Lt. Gov. James "Duke" Aiona leans forward as if he wants to share a secret.
"You know, Mufi and I go way back," Aiona says of Mayor Mufi Hannemann, his possible opponent in the upcoming general election for governor. "And I know Mufi’s family real well."
In his junior year at Saint Louis School, Aiona faced off against Hannemann, a senior at ‘Iolani School, in both basketball and football. And Hannemann was briefly ‘Iolani’s basketball coach while Aiona was an assistant at Saint Louis.
One of the two top Democratic candidates, either Hannemann or former U.S. Rep. Neil Abercrombie, is expected to run against Aiona in the November general election.
Aiona, 55, now has that easy ex-jock competitiveness about Hannemann, who turns 56 next month.
"Mufi and I coached against each other," Aiona says with a grin. "You ask Mufi what was the win/loss, because I don’t want him to say I’m piling on."
Aiona’s concern today is another win/loss record.
Three Hawaii lieutenant governors have gone on to win the top spot, while four, starting with GOP Lt. Gov. Jimmy Kealoha in 1962, have run for governor and lost.
Aiona sees himself winning in the fall, not just because of his eight years serving as lieutenant governor in the Lingle administration, but his prior 12 years as a district and circuit judge.
"I am objective, I am analytical, I am dispassionate, but that doesn’t mean I am not compassionate," Aiona says, added that his judicial training leads him to look for ways to bring warring parties together to find a compromise.
"It is always a better closure to a case, as opposed to having a judge or jury decide the case, because this way one party doesn’t feel cheated," Aiona said.
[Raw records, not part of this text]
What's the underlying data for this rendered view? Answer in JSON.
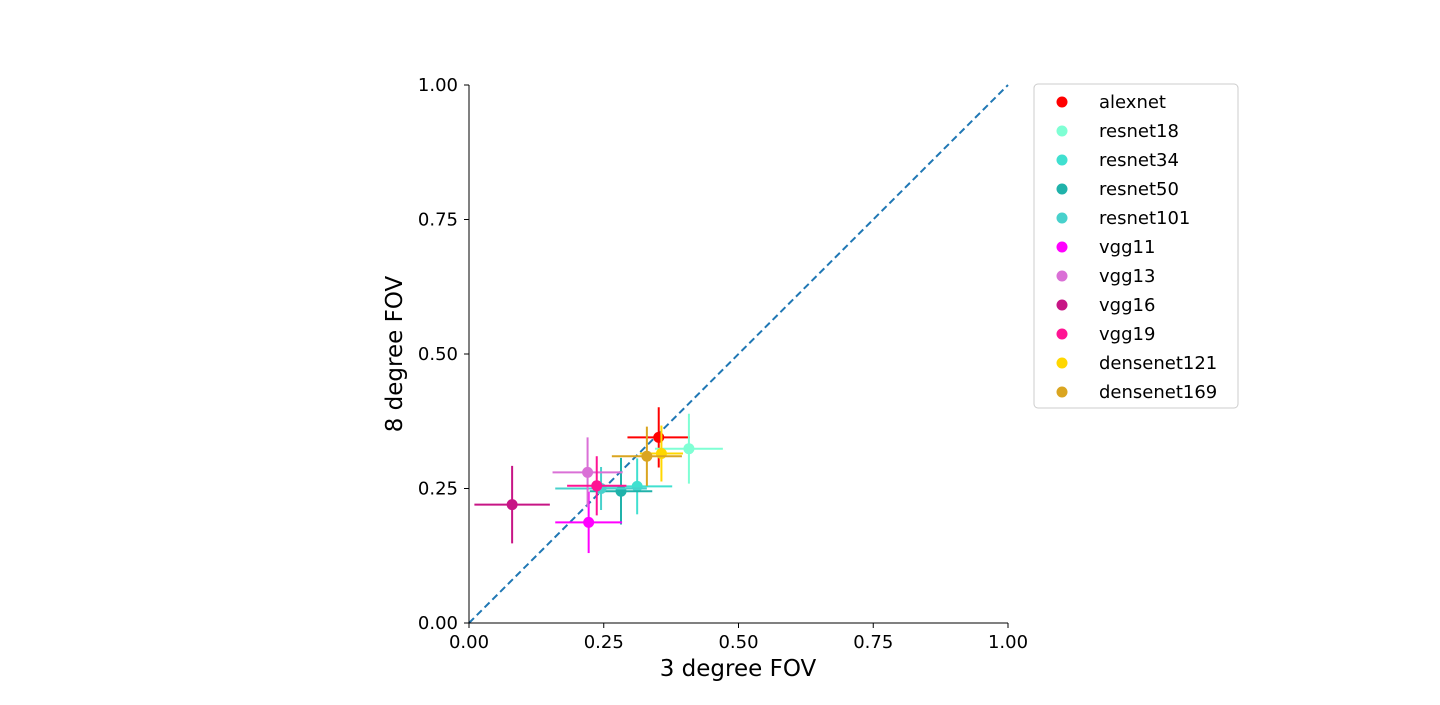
{
  "chart_data": {
    "type": "scatter",
    "title": "",
    "xlabel": "3 degree FOV",
    "ylabel": "8 degree FOV",
    "xlim": [
      0,
      1
    ],
    "ylim": [
      0,
      1
    ],
    "xticks": [
      "0.00",
      "0.25",
      "0.50",
      "0.75",
      "1.00"
    ],
    "yticks": [
      "0.00",
      "0.25",
      "0.50",
      "0.75",
      "1.00"
    ],
    "grid": false,
    "legend_position": "outside-right",
    "reference_line": {
      "style": "dashed",
      "color": "#1f77b4",
      "from": [
        0,
        0
      ],
      "to": [
        1,
        1
      ]
    },
    "series": [
      {
        "name": "alexnet",
        "color": "#ff0000",
        "x": 0.352,
        "y": 0.345,
        "xerr": 0.058,
        "yerr": 0.056
      },
      {
        "name": "resnet18",
        "color": "#7fffd4",
        "x": 0.408,
        "y": 0.324,
        "xerr": 0.063,
        "yerr": 0.065
      },
      {
        "name": "resnet34",
        "color": "#40e0d0",
        "x": 0.312,
        "y": 0.254,
        "xerr": 0.065,
        "yerr": 0.052
      },
      {
        "name": "resnet50",
        "color": "#20b2aa",
        "x": 0.282,
        "y": 0.245,
        "xerr": 0.058,
        "yerr": 0.062
      },
      {
        "name": "resnet101",
        "color": "#48d1cc",
        "x": 0.245,
        "y": 0.25,
        "xerr": 0.085,
        "yerr": 0.04
      },
      {
        "name": "vgg11",
        "color": "#ff00ff",
        "x": 0.222,
        "y": 0.187,
        "xerr": 0.062,
        "yerr": 0.057
      },
      {
        "name": "vgg13",
        "color": "#da70d6",
        "x": 0.22,
        "y": 0.28,
        "xerr": 0.065,
        "yerr": 0.065
      },
      {
        "name": "vgg16",
        "color": "#c71585",
        "x": 0.08,
        "y": 0.22,
        "xerr": 0.07,
        "yerr": 0.072
      },
      {
        "name": "vgg19",
        "color": "#ff1493",
        "x": 0.237,
        "y": 0.255,
        "xerr": 0.055,
        "yerr": 0.055
      },
      {
        "name": "densenet121",
        "color": "#ffd700",
        "x": 0.357,
        "y": 0.315,
        "xerr": 0.04,
        "yerr": 0.052
      },
      {
        "name": "densenet169",
        "color": "#daa520",
        "x": 0.33,
        "y": 0.31,
        "xerr": 0.065,
        "yerr": 0.055
      }
    ]
  }
}
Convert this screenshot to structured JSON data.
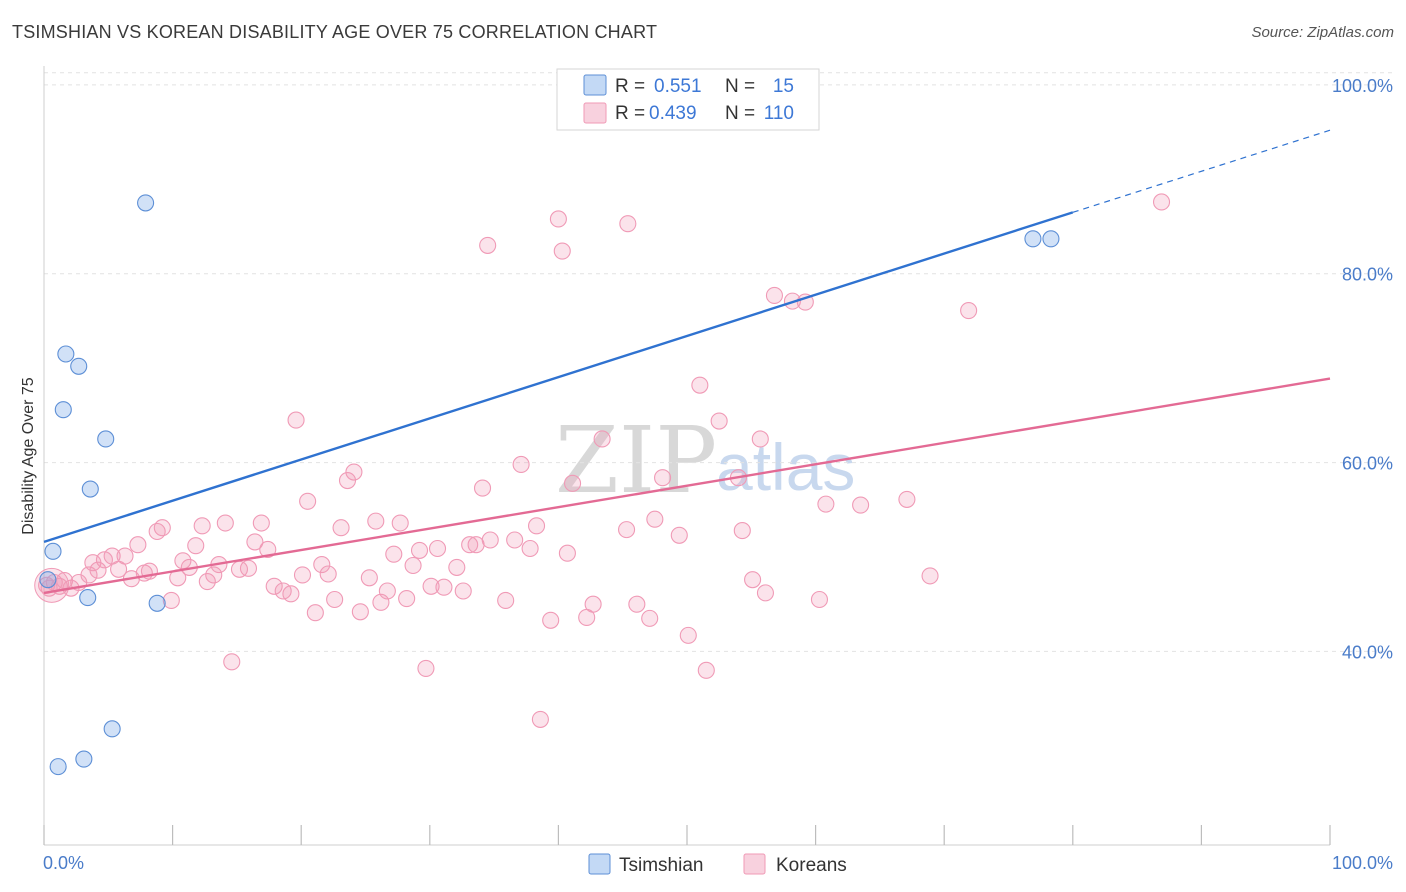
{
  "header": {
    "title": "TSIMSHIAN VS KOREAN DISABILITY AGE OVER 75 CORRELATION CHART",
    "source": "Source: ZipAtlas.com"
  },
  "legend": {
    "r_label": "R =",
    "n_label": "N =",
    "tsimshian": {
      "r": "0.551",
      "n": "15"
    },
    "koreans": {
      "r": "0.439",
      "n": "110"
    }
  },
  "bottom_legend": {
    "tsimshian": "Tsimshian",
    "koreans": "Koreans"
  },
  "watermark": {
    "zip": "ZIP",
    "atlas": "atlas"
  },
  "chart_data": {
    "type": "scatter",
    "title": "TSIMSHIAN VS KOREAN DISABILITY AGE OVER 75 CORRELATION CHART",
    "xlabel": "",
    "ylabel": "Disability Age Over 75",
    "xlim": [
      0,
      100
    ],
    "ylim": [
      19.5,
      102
    ],
    "x_tick_labels": [
      "0.0%",
      "100.0%"
    ],
    "y_ticks": [
      40,
      60,
      80,
      100
    ],
    "y_tick_labels": [
      "40.0%",
      "60.0%",
      "80.0%",
      "100.0%"
    ],
    "colors": {
      "tsimshian": "#7aaae8",
      "koreans": "#f09ab6",
      "tsimshian_line": "#2f72d0",
      "koreans_line": "#e36a94"
    },
    "series": [
      {
        "name": "Tsimshian",
        "R": 0.551,
        "N": 15,
        "trend": {
          "x0": 0,
          "y0": 51.6,
          "x1": 80,
          "y1": 86.5,
          "dash_to_x": 100,
          "dash_to_y": 95.2
        },
        "points": [
          [
            0.3,
            47.6
          ],
          [
            0.7,
            50.6
          ],
          [
            1.1,
            27.8
          ],
          [
            1.5,
            65.6
          ],
          [
            1.7,
            71.5
          ],
          [
            2.7,
            70.2
          ],
          [
            3.1,
            28.6
          ],
          [
            3.4,
            45.7
          ],
          [
            3.6,
            57.2
          ],
          [
            4.8,
            62.5
          ],
          [
            5.3,
            31.8
          ],
          [
            7.9,
            87.5
          ],
          [
            8.8,
            45.1
          ],
          [
            76.9,
            83.7
          ],
          [
            78.3,
            83.7
          ]
        ]
      },
      {
        "name": "Koreans",
        "R": 0.439,
        "N": 110,
        "trend": {
          "x0": 0,
          "y0": 46.2,
          "x1": 100,
          "y1": 68.9
        },
        "points": [
          [
            0.2,
            47.0
          ],
          [
            0.4,
            46.7
          ],
          [
            0.8,
            47.3
          ],
          [
            1.2,
            46.9
          ],
          [
            1.6,
            47.5
          ],
          [
            2.1,
            46.7
          ],
          [
            2.7,
            47.3
          ],
          [
            3.5,
            48.1
          ],
          [
            3.8,
            49.4
          ],
          [
            4.2,
            48.6
          ],
          [
            4.7,
            49.7
          ],
          [
            5.3,
            50.1
          ],
          [
            5.8,
            48.7
          ],
          [
            6.3,
            50.1
          ],
          [
            6.8,
            47.7
          ],
          [
            7.3,
            51.3
          ],
          [
            7.8,
            48.3
          ],
          [
            8.2,
            48.5
          ],
          [
            8.8,
            52.7
          ],
          [
            9.2,
            53.1
          ],
          [
            9.9,
            45.4
          ],
          [
            10.4,
            47.8
          ],
          [
            10.8,
            49.6
          ],
          [
            11.3,
            48.9
          ],
          [
            11.8,
            51.2
          ],
          [
            12.3,
            53.3
          ],
          [
            12.7,
            47.4
          ],
          [
            13.2,
            48.1
          ],
          [
            13.6,
            49.2
          ],
          [
            14.1,
            53.6
          ],
          [
            14.6,
            38.9
          ],
          [
            15.2,
            48.7
          ],
          [
            15.9,
            48.8
          ],
          [
            16.4,
            51.6
          ],
          [
            16.9,
            53.6
          ],
          [
            17.4,
            50.8
          ],
          [
            17.9,
            46.9
          ],
          [
            18.6,
            46.4
          ],
          [
            19.2,
            46.1
          ],
          [
            19.6,
            64.5
          ],
          [
            20.1,
            48.1
          ],
          [
            20.5,
            55.9
          ],
          [
            21.1,
            44.1
          ],
          [
            21.6,
            49.2
          ],
          [
            22.1,
            48.2
          ],
          [
            22.6,
            45.5
          ],
          [
            23.1,
            53.1
          ],
          [
            23.6,
            58.1
          ],
          [
            24.1,
            59.0
          ],
          [
            24.6,
            44.2
          ],
          [
            25.3,
            47.8
          ],
          [
            25.8,
            53.8
          ],
          [
            26.2,
            45.2
          ],
          [
            26.7,
            46.4
          ],
          [
            27.2,
            50.3
          ],
          [
            27.7,
            53.6
          ],
          [
            28.2,
            45.6
          ],
          [
            28.7,
            49.1
          ],
          [
            29.2,
            50.7
          ],
          [
            29.7,
            38.2
          ],
          [
            30.1,
            46.9
          ],
          [
            30.6,
            50.9
          ],
          [
            31.1,
            46.8
          ],
          [
            32.1,
            48.9
          ],
          [
            32.6,
            46.4
          ],
          [
            33.1,
            51.3
          ],
          [
            33.6,
            51.3
          ],
          [
            34.1,
            57.3
          ],
          [
            34.5,
            83.0
          ],
          [
            34.7,
            51.8
          ],
          [
            35.9,
            45.4
          ],
          [
            36.6,
            51.8
          ],
          [
            37.1,
            59.8
          ],
          [
            37.8,
            50.9
          ],
          [
            38.3,
            53.3
          ],
          [
            38.6,
            32.8
          ],
          [
            39.4,
            43.3
          ],
          [
            40.0,
            85.8
          ],
          [
            40.3,
            82.4
          ],
          [
            40.7,
            50.4
          ],
          [
            42.2,
            43.6
          ],
          [
            42.7,
            45.0
          ],
          [
            43.4,
            62.5
          ],
          [
            45.4,
            85.3
          ],
          [
            46.1,
            45.0
          ],
          [
            47.1,
            43.5
          ],
          [
            47.5,
            54.0
          ],
          [
            48.1,
            58.4
          ],
          [
            49.4,
            52.3
          ],
          [
            50.1,
            41.7
          ],
          [
            51.0,
            68.2
          ],
          [
            51.5,
            38.0
          ],
          [
            52.5,
            64.4
          ],
          [
            54.0,
            58.4
          ],
          [
            54.3,
            52.8
          ],
          [
            55.1,
            47.6
          ],
          [
            55.7,
            62.5
          ],
          [
            56.1,
            46.2
          ],
          [
            56.8,
            77.7
          ],
          [
            58.2,
            77.1
          ],
          [
            59.2,
            77.0
          ],
          [
            60.3,
            45.5
          ],
          [
            60.8,
            55.6
          ],
          [
            63.5,
            55.5
          ],
          [
            67.1,
            56.1
          ],
          [
            68.9,
            48.0
          ],
          [
            71.9,
            76.1
          ],
          [
            86.9,
            87.6
          ],
          [
            45.3,
            52.9
          ],
          [
            41.1,
            57.8
          ]
        ]
      }
    ]
  }
}
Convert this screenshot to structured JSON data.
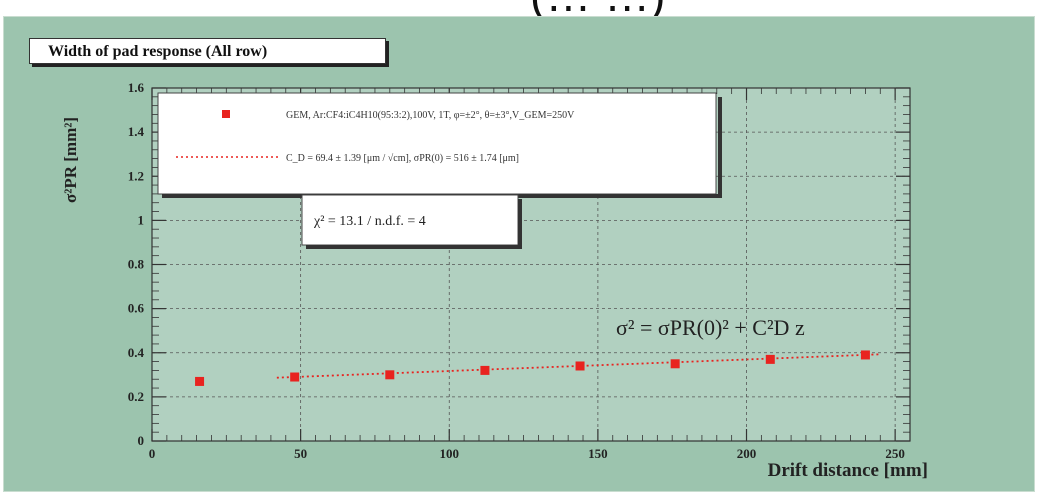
{
  "header_fragment": "(… …)",
  "panel_title": "Width of pad response (All row)",
  "chart_data": {
    "type": "scatter",
    "title": "Width of pad response (All row)",
    "xlabel": "Drift distance [mm]",
    "ylabel": "σ²PR [mm²]",
    "xlim": [
      0,
      255
    ],
    "ylim": [
      0,
      1.6
    ],
    "x_ticks": [
      "0",
      "50",
      "100",
      "150",
      "200",
      "250"
    ],
    "y_ticks": [
      "0",
      "0.2",
      "0.4",
      "0.6",
      "0.8",
      "1",
      "1.2",
      "1.4",
      "1.6"
    ],
    "grid": true,
    "legend_position": "top-left",
    "series": [
      {
        "name": "GEM, Ar:CF4:iC4H10(95:3:2),100V, 1T, φ=±2°, θ=±3°,V_GEM=250V",
        "style": "markers",
        "color": "#e8231f",
        "x": [
          16,
          48,
          80,
          112,
          144,
          176,
          208,
          240
        ],
        "y": [
          0.27,
          0.29,
          0.3,
          0.32,
          0.34,
          0.35,
          0.37,
          0.39
        ]
      },
      {
        "name": "C_D = 69.4 ± 1.39 [μm / √cm], σPR(0) = 516 ± 1.74 [μm]",
        "style": "dotted-line",
        "color": "#e8231f",
        "x": [
          42,
          245
        ],
        "y": [
          0.287,
          0.393
        ]
      }
    ],
    "annotations": [
      "χ² = 13.1 / n.d.f. = 4",
      "σ² = σPR(0)² + C²D z"
    ]
  }
}
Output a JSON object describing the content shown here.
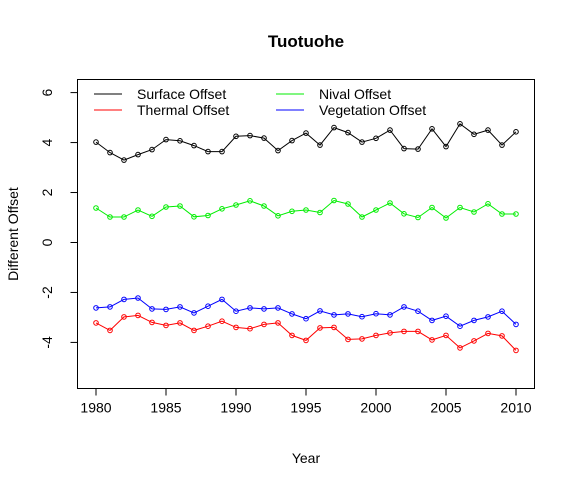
{
  "chart_data": {
    "type": "line",
    "title": "Tuotuohe",
    "xlabel": "Year",
    "ylabel": "Different Offset",
    "xlim": [
      1980,
      2010
    ],
    "ylim": [
      -5.6,
      6.6
    ],
    "xticks": [
      1980,
      1985,
      1990,
      1995,
      2000,
      2005,
      2010
    ],
    "yticks": [
      -4,
      -2,
      0,
      2,
      4,
      6
    ],
    "grid": false,
    "legend_position": "top-left",
    "x": [
      1980,
      1981,
      1982,
      1983,
      1984,
      1985,
      1986,
      1987,
      1988,
      1989,
      1990,
      1991,
      1992,
      1993,
      1994,
      1995,
      1996,
      1997,
      1998,
      1999,
      2000,
      2001,
      2002,
      2003,
      2004,
      2005,
      2006,
      2007,
      2008,
      2009,
      2010
    ],
    "series": [
      {
        "name": "Surface Offset",
        "color": "#000000",
        "values": [
          4.02,
          3.6,
          3.3,
          3.52,
          3.72,
          4.12,
          4.07,
          3.88,
          3.64,
          3.64,
          4.25,
          4.28,
          4.18,
          3.68,
          4.08,
          4.38,
          3.9,
          4.6,
          4.4,
          4.02,
          4.17,
          4.5,
          3.76,
          3.74,
          4.55,
          3.84,
          4.75,
          4.33,
          4.5,
          3.9,
          4.43
        ]
      },
      {
        "name": "Thermal Offset",
        "color": "#ff0000",
        "values": [
          -3.22,
          -3.52,
          -2.98,
          -2.92,
          -3.2,
          -3.32,
          -3.22,
          -3.52,
          -3.35,
          -3.15,
          -3.4,
          -3.45,
          -3.28,
          -3.22,
          -3.72,
          -3.92,
          -3.42,
          -3.4,
          -3.88,
          -3.86,
          -3.72,
          -3.62,
          -3.56,
          -3.56,
          -3.9,
          -3.72,
          -4.22,
          -3.94,
          -3.64,
          -3.74,
          -4.32
        ]
      },
      {
        "name": "Nival Offset",
        "color": "#00ee00",
        "values": [
          1.38,
          1.02,
          1.02,
          1.3,
          1.05,
          1.42,
          1.46,
          1.03,
          1.08,
          1.35,
          1.5,
          1.67,
          1.46,
          1.07,
          1.25,
          1.3,
          1.2,
          1.68,
          1.54,
          1.02,
          1.3,
          1.58,
          1.15,
          1.0,
          1.4,
          0.98,
          1.4,
          1.22,
          1.55,
          1.14,
          1.14
        ]
      },
      {
        "name": "Vegetation Offset",
        "color": "#0000ff",
        "values": [
          -2.62,
          -2.58,
          -2.28,
          -2.22,
          -2.66,
          -2.68,
          -2.58,
          -2.82,
          -2.55,
          -2.28,
          -2.75,
          -2.62,
          -2.66,
          -2.62,
          -2.86,
          -3.05,
          -2.74,
          -2.9,
          -2.86,
          -2.97,
          -2.85,
          -2.9,
          -2.58,
          -2.75,
          -3.12,
          -2.95,
          -3.35,
          -3.12,
          -2.98,
          -2.75,
          -3.28
        ]
      }
    ]
  }
}
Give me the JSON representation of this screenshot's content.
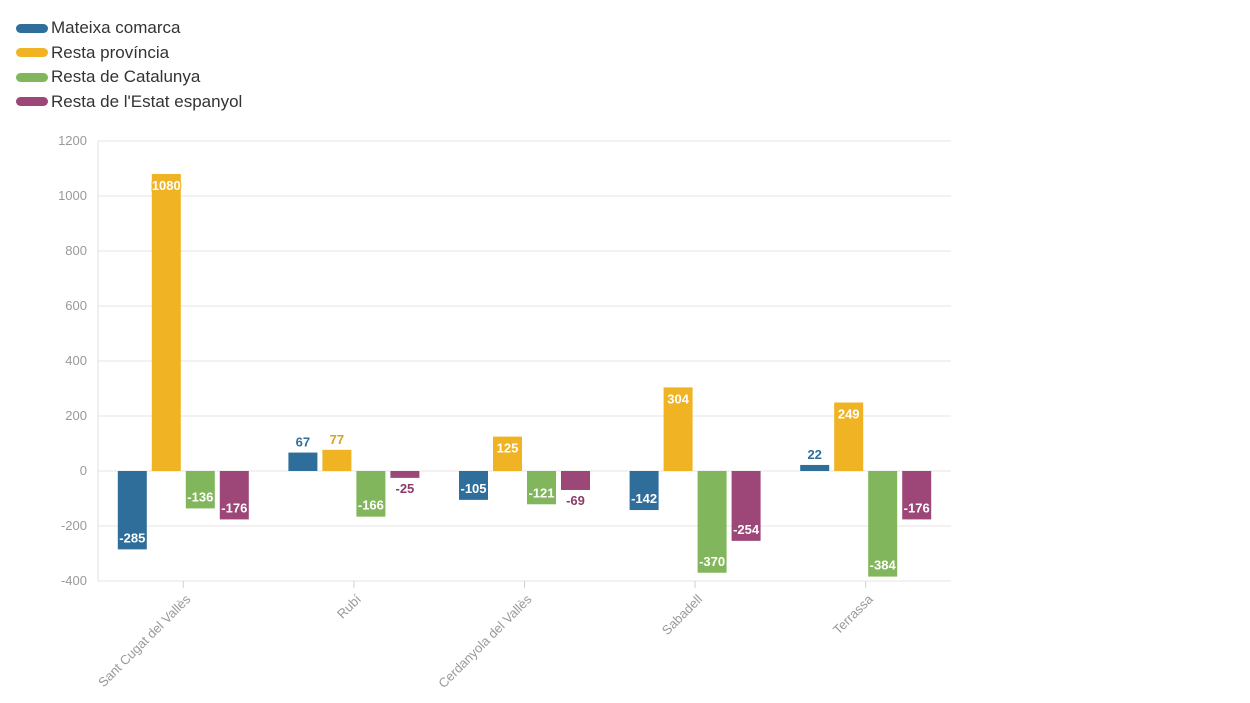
{
  "chart_data": {
    "type": "bar",
    "title": "",
    "xlabel": "",
    "ylabel": "",
    "categories": [
      "Sant Cugat del Vallès",
      "Rubí",
      "Cerdanyola del Vallès",
      "Sabadell",
      "Terrassa"
    ],
    "series": [
      {
        "name": "Mateixa comarca",
        "color": "#2f6e9b",
        "values": [
          -285,
          67,
          -105,
          -142,
          22
        ]
      },
      {
        "name": "Resta província",
        "color": "#f0b323",
        "values": [
          1080,
          77,
          125,
          304,
          249
        ]
      },
      {
        "name": "Resta de Catalunya",
        "color": "#82b65c",
        "values": [
          -136,
          -166,
          -121,
          -370,
          -384
        ]
      },
      {
        "name": "Resta de l'Estat espanyol",
        "color": "#9c4778",
        "values": [
          -176,
          -25,
          -69,
          -254,
          -176
        ]
      }
    ],
    "ylim": [
      -400,
      1200
    ],
    "yticks": [
      -400,
      -200,
      0,
      200,
      400,
      600,
      800,
      1000,
      1200
    ],
    "grid": true,
    "legend_position": "top-left"
  }
}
Under Lingle the Republicans in the Legislature have dwindled to just eight from 22, so Aiona says a Republican governor is necessary for balance.
"A two-party system is essential for the people, and the only option would be if I ran as governor," he says.
As a Republican governor, Aiona says he would be "fiscally prudent, balance the budget and not increase taxes or spending."
Asked to compare himself with Abercrombie and Hannemann, Aiona says, "Hawaii can’t afford either of those guys."
"The Democrats on the other side may be a bit more towards raising taxes and not reining in spending, like a Republican would," Aiona says.
But like Abercrombie and Hannemann, Aiona is a supporter of rail. And like Abercrombie, Aiona criticizes the Honolulu mayor for leaving Honolulu Hale in midterm.
"The criticism he’s getting is rightly deserved," Aiona says, noting that one candidate for mayor (Panos Prevedouros) has vowed to cancel the rail contract and the City Council will have four new members who might also be against rail.
"You are putting rail at great risk, for what reason? I don’t buy this, that he has to go to the next level to make sure the project gets done," Aiona said.
Hannemann has said that he is running for governor to make sure that the city’s environmental impact statement is approved by the governor.
If elected, Aiona would be the state’s second native Hawaiian governor. Asked about the actions of the first native Hawaiian governor, John Waihee, who on Jan. 17, 1993 — the 100th anniversary of the overthrow of the Kingdom of Hawaii — ordered that the American flag be lowered from the state Capitol while Hawaii’s flag still flew, Aiona said he did not remember it.
"I am not in favor of an independent sovereign nation, nor I am I in favor of seceding from the United States," says Aiona. "I want what is best for the people of Hawaii. I firmly believe that what is best for the Hawaiian people is best for Hawaii, because this is Hawaii."
Aiona said passage of the Akaka Bill in Congress, speeding up ceded-land payments and encouraging the work of the state Department of Hawaiian Home Lands would be priorities for him.
The state, he said, should not be discriminating against or favoring any group.
"I will always support both native Hawaiians and the people of Hawaii and any other ethnic group in the state of Hawaii," he said.